Analogs of tetrahydrofolic acid. XII. On the relative contribution by the 2‐amino and 4‐hydroxy groups of 2‐amino‐5‐(3‐anilinopropyl)‐6‐methyl‐4‐pyrimidinol to inhibition of folic reductase and thymidylate synthetase

The structure of 2‐amino‐5‐(3‐anilinopropyl)‐6‐methyl‐4‐pyrimidinol (II), an inhibitor of both dihydrofolic reductase and thymidylate synthetase, has been modified by replacement of the 2‐amino group by hydrogen or the 4‐hydroxyl group by hydrogen, mercapto or amino. Enzymic evaluation showed that 5‐(3‐anilinopropyl)‐2,4‐diamino‐6‐methyl‐pyrimidine was a 170‐fold more effective inhibitor of dihydrofolic reductase than thymidylate synthetase. This specificity is due to the fact that replacement of the 4‐hydroxyl group of II with 4‐amino enhances binding to dihydrofolic reductase by 350‐fold, but binding to thymidylate synthetase is unchanged.

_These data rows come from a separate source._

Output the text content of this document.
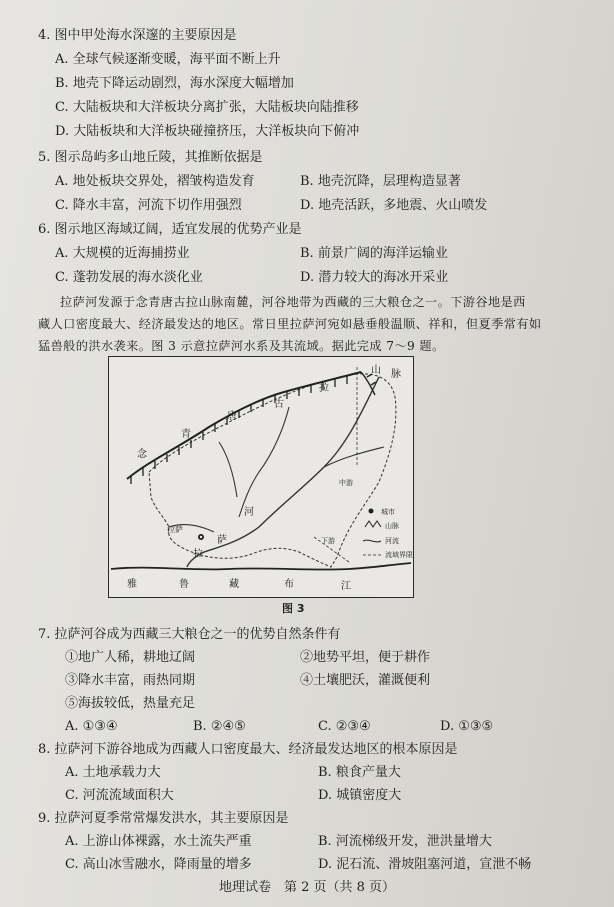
4. 图中甲处海水深邃的主要原因是
A. 全球气候逐渐变暖，海平面不断上升
B. 地壳下降运动剧烈，海水深度大幅增加
C. 大陆板块和大洋板块分离扩张，大陆板块向陆推移
D. 大陆板块和大洋板块碰撞挤压，大洋板块向下俯冲
5. 图示岛屿多山地丘陵，其推断依据是
A. 地处板块交界处，褶皱构造发育	B. 地壳沉降，层理构造显著
C. 降水丰富，河流下切作用强烈	D. 地壳活跃，多地震、火山喷发
6. 图示地区海域辽阔，适宜发展的优势产业是
A. 大规模的近海捕捞业	B. 前景广阔的海洋运输业
C. 蓬勃发展的海水淡化业	D. 潜力较大的海冰开采业
拉萨河发源于念青唐古拉山脉南麓，河谷地带为西藏的三大粮仓之一。下游谷地是西
藏人口密度最大、经济最发达的地区。常日里拉萨河宛如悬垂般温顺、祥和，但夏季常有如
猛兽般的洪水袭来。图 3 示意拉萨河水系及其流域。据此完成 7～9 题。
山 脉
拉
古
唐
青
念
河
拉
萨
中游
下游
拉萨
雅	鲁	藏	布	江
城市
山脉
河流
流域界限
图 3
7. 拉萨河谷成为西藏三大粮仓之一的优势自然条件有
①地广人稀，耕地辽阔	②地势平坦，便于耕作
③降水丰富，雨热同期	④土壤肥沃，灌溉便利
⑤海拔较低，热量充足
A. ①③④	B. ②④⑤	C. ②③④	D. ①③⑤
8. 拉萨河下游谷地成为西藏人口密度最大、经济最发达地区的根本原因是
A. 土地承载力大	B. 粮食产量大
C. 河流流域面积大	D. 城镇密度大
9. 拉萨河夏季常常爆发洪水，其主要原因是
A. 上游山体裸露，水土流失严重	B. 河流梯级开发，泄洪量增大
C. 高山冰雪融水，降雨量的增多	D. 泥石流、滑坡阻塞河道，宣泄不畅
地理试卷　第 2 页（共 8 页）
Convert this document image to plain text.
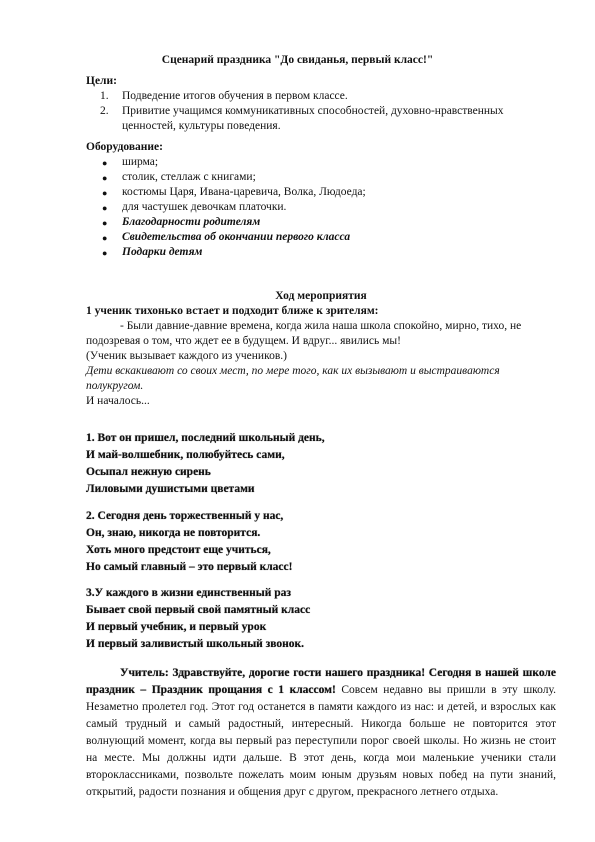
Сценарий праздника "До свиданья, первый класс!"
Цели:
1. Подведение итогов обучения в первом классе.
2. Привитие учащимся коммуникативных способностей, духовно-нравственных ценностей, культуры поведения.
Оборудование:
● ширма;
● столик, стеллаж с книгами;
● костюмы Царя, Ивана-царевича, Волка, Людоеда;
● для частушек девочкам платочки.
● Благодарности родителям
● Свидетельства об окончании первого класса
● Подарки детям
Ход мероприятия
1 ученик тихонько встает и подходит ближе к зрителям:
- Были давние-давние времена, когда жила наша школа спокойно, мирно, тихо, не подозревая о том, что ждет ее в будущем. И вдруг... явились мы!
(Ученик вызывает каждого из учеников.)
Дети вскакивают со своих мест, по мере того, как их вызывают и выстраиваются полукругом.
И началось...
1. Вот он пришел, последний школьный день,
И май-волшебник, полюбуйтесь сами,
Осыпал нежную сирень
Лиловыми душистыми цветами
2. Сегодня день торжественный у нас,
Он, знаю, никогда не повторится.
Хоть много предстоит еще учиться,
Но самый главный – это первый класс!
3.У каждого в жизни единственный раз
Бывает свой первый свой памятный класс
И первый учебник, и первый урок
И первый заливистый школьный звонок.
Учитель: Здравствуйте, дорогие гости нашего праздника! Сегодня в нашей школе праздник – Праздник прощания с 1 классом! Совсем недавно вы пришли в эту школу. Незаметно пролетел год. Этот год останется в памяти каждого из нас: и детей, и взрослых как самый трудный и самый радостный, интересный. Никогда больше не повторится этот волнующий момент, когда вы первый раз переступили порог своей школы. Но жизнь не стоит на месте. Мы должны идти дальше. В этот день, когда мои маленькие ученики стали второклассниками, позвольте пожелать моим юным друзьям новых побед на пути знаний, открытий, радости познания и общения друг с другом, прекрасного летнего отдыха.
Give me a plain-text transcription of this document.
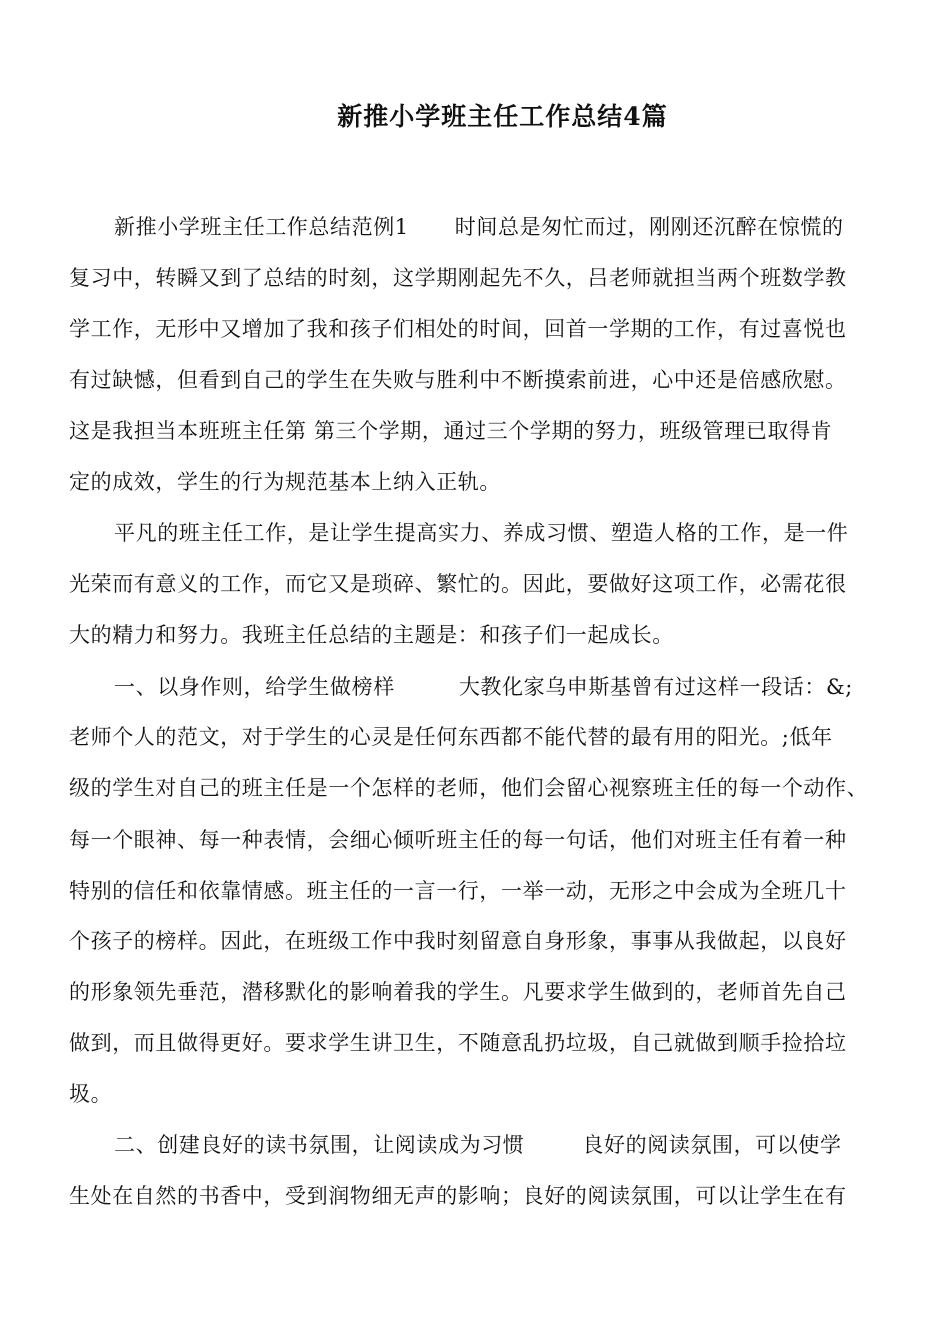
新推小学班主任工作总结4篇
新推小学班主任工作总结范例1 时间总是匆忙而过，刚刚还沉醉在惊慌的
复习中，转瞬又到了总结的时刻，这学期刚起先不久，吕老师就担当两个班数学教
学工作，无形中又增加了我和孩子们相处的时间，回首一学期的工作，有过喜悦也
有过缺憾，但看到自己的学生在失败与胜利中不断摸索前进，心中还是倍感欣慰。
这是我担当本班班主任第 第三个学期，通过三个学期的努力，班级管理已取得肯
定的成效，学生的行为规范基本上纳入正轨。
平凡的班主任工作，是让学生提高实力、养成习惯、塑造人格的工作，是一件
光荣而有意义的工作，而它又是琐碎、繁忙的。因此，要做好这项工作，必需花很
大的精力和努力。我班主任总结的主题是：和孩子们一起成长。
一、以身作则，给学生做榜样	大教化家乌申斯基曾有过这样一段话：&;
老师个人的范文，对于学生的心灵是任何东西都不能代替的最有用的阳光。;低年
级的学生对自己的班主任是一个怎样的老师，他们会留心视察班主任的每一个动作、
每一个眼神、每一种表情，会细心倾听班主任的每一句话，他们对班主任有着一种
特别的信任和依靠情感。班主任的一言一行，一举一动，无形之中会成为全班几十
个孩子的榜样。因此，在班级工作中我时刻留意自身形象，事事从我做起，以良好
的形象领先垂范，潜移默化的影响着我的学生。凡要求学生做到的，老师首先自己
做到，而且做得更好。要求学生讲卫生，不随意乱扔垃圾，自己就做到顺手捡拾垃
圾。
二、创建良好的读书氛围，让阅读成为习惯	良好的阅读氛围，可以使学
生处在自然的书香中，受到润物细无声的影响；良好的阅读氛围，可以让学生在有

No significant cross‐over specificity was noted with the six compounds studied. Replacement of the 4‐hydroxyl group of II by hydrogen gave a compound (XVII) that was a slightly more effective inhibitor of dihydrofolic reductase than II, but was slightly less effective on thymidylate synthetase. Binding to dihydrofolic reductase and to thymidylate synthetase could be increased by 17‐fold and 5‐fold, respectively, by replacement of the 4‐hydroxyl group of II by 4‐mercapto (XVI). It was concluded that the mode of binding in the N‐3 and 4‐hydroxyl region of II was not the same for the two enzymes. Synthesis of the 2‐amino‐, the 4‐hydroxy‐ and the 4‐mercaptopyrimidyl analogs of II are described. Also described are the partial purification of and assays for dihydrofolic reductase and thymidylate synthetase by procedures more familiar to the organic chemist.